I have an abstract class (well it should be, but right now it's a public class), Widget - there are many types of widget (WidgetOne, WidgetTwo etc.) that necesitate multiple models in Phalcon, there's quite a lot of commanality hence the abstract class.

So far, not a probem. The problem comes with working with the ORM - I can call:

Widget::find()

(hence not going with abstract in reality) which returns me all the widgets I want, but they are all obviously of type Widget, not what they are in reality, WidgetOne, WidgetTwo etc.

As far as I can see Phalcon has no way of handling this.

Does anyone have a PHP implementation of Phalcon\Mvc\Model::find() ? If I had that then my Widget model can provide it's own find, findFirst etc. as the Widget table has a field: type which I can use to get the actual Widget subclass from.

Thanks,

Karl



33.8k

And why don't you create your own/override find()? Just call it findWidget(), and get which Widget class is calling it (get_called_class() I think); then, do a $widgetClass::find(..) and return the result, so you don't need to use the field. You could do the same creating a constant class that says which Widget are you using for the function ($widgetClass::WIDGET_CLASS) in every subwidget as opposite to the previous option. Or you could just use your field to assign correctly $widgetClass.

But I'm not sure if it is what you want.

Could you try to declare in your absctract class get method with something like this:

<?php

  abstract class Widget extends \Phalcon\Mvc\Model
  {
      /**
       * Default order
       * @type string
       */
      const DEFAULT_ORDER = null;

      /**
       * Thw scope that should be implicitly applied to all queries for this model
       * @type string
       */
      const DEFAULT_SCOPE = null;

      /**
       * Default limit
       * @type int
       */
      const DEFAULT_LIMIT = 30;

      public static function get($condition, $params, $order = null, $limit = null)
      {
          $condition = vsprintf($condition, $params);

          if (static::DEFAULT_SCOPE) {
              $condition = sprintf('%s %s %s', $condition, $condition ? 'AND' : '', static::DEFAULT_SCOPE);
              $condition = trim($condition);
          }

          $parameters = [$condition];

          if ($order) {
              $parameters['order'] = $order;
          } elseif (static::DEFAULT_ORDER) {
              $parameters['order'] = static::DEFAULT_ORDER;
          }

          if ($limit) {
              $parameters['limit'] = $limit;
          } elseif (static::DEFAULT_LIMIT) {
              $parameters['limit'] = static::DEFAULT_LIMIT;
          }

          return self::find($parameters);
      }
  }

And your child model:

<?php

class WidgetOne extends Widget
{
  // ...
    /** {@inheritdoc }*/
    const DEFAULT_ORDER = 'created_at';

    /** {@inheritdoc }*/
    const DEFAULT_SCOPE = 'type=one';
}

I hope has helped you

I want to avoid specifically requesting the type from Widget, by doing something like findWidget($type) - as I could in effect do that now, by just calling WidgetOne::find() - but that means every time a new Widget type is added, I need to modify lots of code to cope with it.
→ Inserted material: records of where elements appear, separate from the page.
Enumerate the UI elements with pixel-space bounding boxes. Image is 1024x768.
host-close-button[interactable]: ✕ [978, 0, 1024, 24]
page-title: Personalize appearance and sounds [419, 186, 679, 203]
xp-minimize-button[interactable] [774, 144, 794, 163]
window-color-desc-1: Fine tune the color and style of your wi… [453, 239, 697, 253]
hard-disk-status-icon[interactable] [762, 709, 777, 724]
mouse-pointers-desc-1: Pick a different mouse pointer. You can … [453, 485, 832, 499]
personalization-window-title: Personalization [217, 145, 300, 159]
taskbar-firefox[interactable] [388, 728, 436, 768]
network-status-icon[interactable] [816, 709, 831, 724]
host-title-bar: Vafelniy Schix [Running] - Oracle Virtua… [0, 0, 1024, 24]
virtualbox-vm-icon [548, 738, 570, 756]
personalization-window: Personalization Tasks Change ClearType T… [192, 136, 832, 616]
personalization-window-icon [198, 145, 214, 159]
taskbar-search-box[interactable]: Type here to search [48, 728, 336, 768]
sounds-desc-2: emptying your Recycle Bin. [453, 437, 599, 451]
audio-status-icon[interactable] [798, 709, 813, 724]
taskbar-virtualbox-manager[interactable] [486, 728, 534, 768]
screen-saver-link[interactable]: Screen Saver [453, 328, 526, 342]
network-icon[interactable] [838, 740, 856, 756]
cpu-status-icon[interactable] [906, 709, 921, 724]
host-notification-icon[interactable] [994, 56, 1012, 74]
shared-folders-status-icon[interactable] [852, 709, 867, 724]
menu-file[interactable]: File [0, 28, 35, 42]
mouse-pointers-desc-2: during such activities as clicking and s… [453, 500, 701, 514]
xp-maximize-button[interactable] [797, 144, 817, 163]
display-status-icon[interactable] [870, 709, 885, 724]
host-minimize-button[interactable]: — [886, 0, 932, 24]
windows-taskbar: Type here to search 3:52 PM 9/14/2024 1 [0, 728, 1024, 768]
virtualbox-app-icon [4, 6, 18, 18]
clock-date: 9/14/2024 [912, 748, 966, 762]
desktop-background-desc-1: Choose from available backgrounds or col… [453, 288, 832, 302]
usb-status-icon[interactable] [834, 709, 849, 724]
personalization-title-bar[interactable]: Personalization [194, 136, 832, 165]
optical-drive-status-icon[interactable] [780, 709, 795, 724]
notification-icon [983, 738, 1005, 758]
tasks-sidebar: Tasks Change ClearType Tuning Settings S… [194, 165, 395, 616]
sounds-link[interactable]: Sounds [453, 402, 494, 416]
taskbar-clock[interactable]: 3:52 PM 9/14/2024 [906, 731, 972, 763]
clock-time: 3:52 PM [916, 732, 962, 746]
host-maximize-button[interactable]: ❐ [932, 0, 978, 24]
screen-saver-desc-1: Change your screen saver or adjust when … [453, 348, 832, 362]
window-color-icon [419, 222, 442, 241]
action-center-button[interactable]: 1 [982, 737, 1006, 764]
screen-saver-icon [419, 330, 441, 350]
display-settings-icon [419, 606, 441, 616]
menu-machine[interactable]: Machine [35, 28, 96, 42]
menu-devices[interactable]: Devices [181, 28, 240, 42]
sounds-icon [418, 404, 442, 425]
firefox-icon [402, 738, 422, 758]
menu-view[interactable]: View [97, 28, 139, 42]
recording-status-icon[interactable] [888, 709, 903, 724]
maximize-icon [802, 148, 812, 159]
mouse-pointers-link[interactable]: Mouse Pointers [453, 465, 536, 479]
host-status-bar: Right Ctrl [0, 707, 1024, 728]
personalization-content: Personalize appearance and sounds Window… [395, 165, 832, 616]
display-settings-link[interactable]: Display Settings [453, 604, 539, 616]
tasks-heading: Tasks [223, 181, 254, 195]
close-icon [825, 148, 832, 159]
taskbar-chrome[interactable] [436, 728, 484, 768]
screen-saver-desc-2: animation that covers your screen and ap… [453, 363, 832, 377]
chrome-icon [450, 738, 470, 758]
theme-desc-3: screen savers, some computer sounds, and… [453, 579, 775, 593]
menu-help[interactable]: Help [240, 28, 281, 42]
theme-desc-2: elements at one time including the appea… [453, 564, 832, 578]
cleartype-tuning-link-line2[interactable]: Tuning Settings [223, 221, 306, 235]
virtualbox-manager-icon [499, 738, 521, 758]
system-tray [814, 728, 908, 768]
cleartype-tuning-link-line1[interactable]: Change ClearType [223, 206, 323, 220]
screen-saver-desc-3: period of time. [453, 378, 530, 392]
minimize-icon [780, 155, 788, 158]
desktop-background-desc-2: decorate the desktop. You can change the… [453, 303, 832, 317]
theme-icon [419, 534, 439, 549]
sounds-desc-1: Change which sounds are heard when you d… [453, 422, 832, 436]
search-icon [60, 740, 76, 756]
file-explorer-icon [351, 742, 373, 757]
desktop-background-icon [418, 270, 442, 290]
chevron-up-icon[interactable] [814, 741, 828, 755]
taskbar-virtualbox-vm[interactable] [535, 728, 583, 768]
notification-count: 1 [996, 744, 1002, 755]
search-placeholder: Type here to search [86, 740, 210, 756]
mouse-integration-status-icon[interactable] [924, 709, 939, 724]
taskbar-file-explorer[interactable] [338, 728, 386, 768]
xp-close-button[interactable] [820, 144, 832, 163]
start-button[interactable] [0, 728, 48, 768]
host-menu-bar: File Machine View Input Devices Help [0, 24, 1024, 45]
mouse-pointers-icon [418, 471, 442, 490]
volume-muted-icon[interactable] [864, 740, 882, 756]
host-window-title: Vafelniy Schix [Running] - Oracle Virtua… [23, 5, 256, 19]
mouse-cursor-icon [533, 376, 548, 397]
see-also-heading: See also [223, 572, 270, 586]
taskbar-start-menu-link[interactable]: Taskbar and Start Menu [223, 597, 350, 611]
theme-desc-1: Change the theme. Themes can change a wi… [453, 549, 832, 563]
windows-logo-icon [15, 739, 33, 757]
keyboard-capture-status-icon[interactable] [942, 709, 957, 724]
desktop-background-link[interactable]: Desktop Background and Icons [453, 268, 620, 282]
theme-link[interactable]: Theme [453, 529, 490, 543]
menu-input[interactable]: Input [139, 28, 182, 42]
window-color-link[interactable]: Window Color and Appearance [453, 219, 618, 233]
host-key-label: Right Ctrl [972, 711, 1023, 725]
It also means I have to mash several result sets together to sort them in the correct order. Hence wanting to just have the Widgets be of the correct type when returned from their parent classes find() method.

Same sort of isuse, it's not a problem when I call WidgetOne directly etc. I've already solved that side of it. It's more when I need to fetch a list of widgets in bulk, which could be of any type e.g.
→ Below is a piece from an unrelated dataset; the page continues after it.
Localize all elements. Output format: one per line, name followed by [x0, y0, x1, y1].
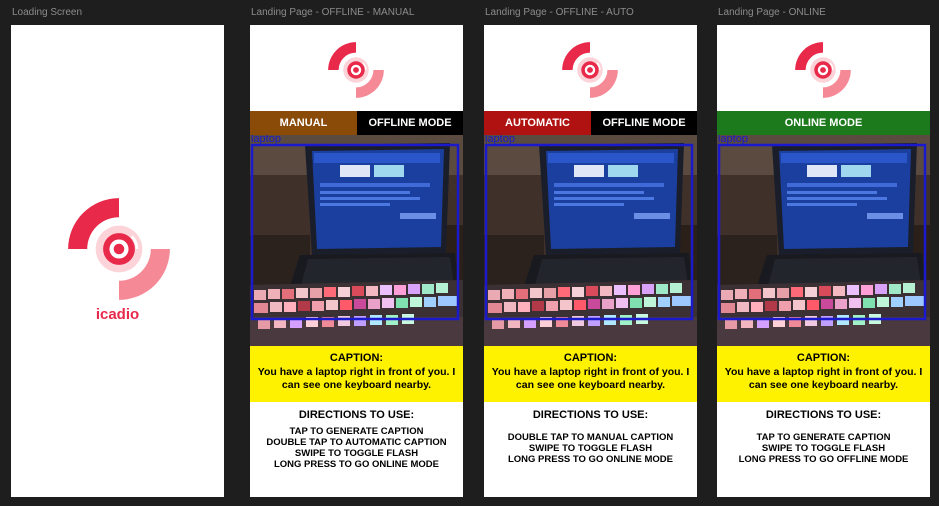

Last 50 widgets ordered - could be any type of widget, but they'll all come back from Widget::find() right now with a type of Widget, rather than WidgetOne, WidgetTwo etc. Right now I'd have to get the ID + type of the last 50, then do WidgetOne::find() passing it an array of IDs, same for every other type of widget in the last 50 - then sort them in to the correct order.

Looks like someone has done a pull for 2.0.0 that could solve this, https://github.com/vpg/cphalcon/commit/325a18fa710932a90b98b6b511d1aaa16799dc55 so I may have to wait until it is merged in.



1.7k
Accepted
answer

Using 2.0.0 with the Late State Binding patch and it's working perfect for what I need.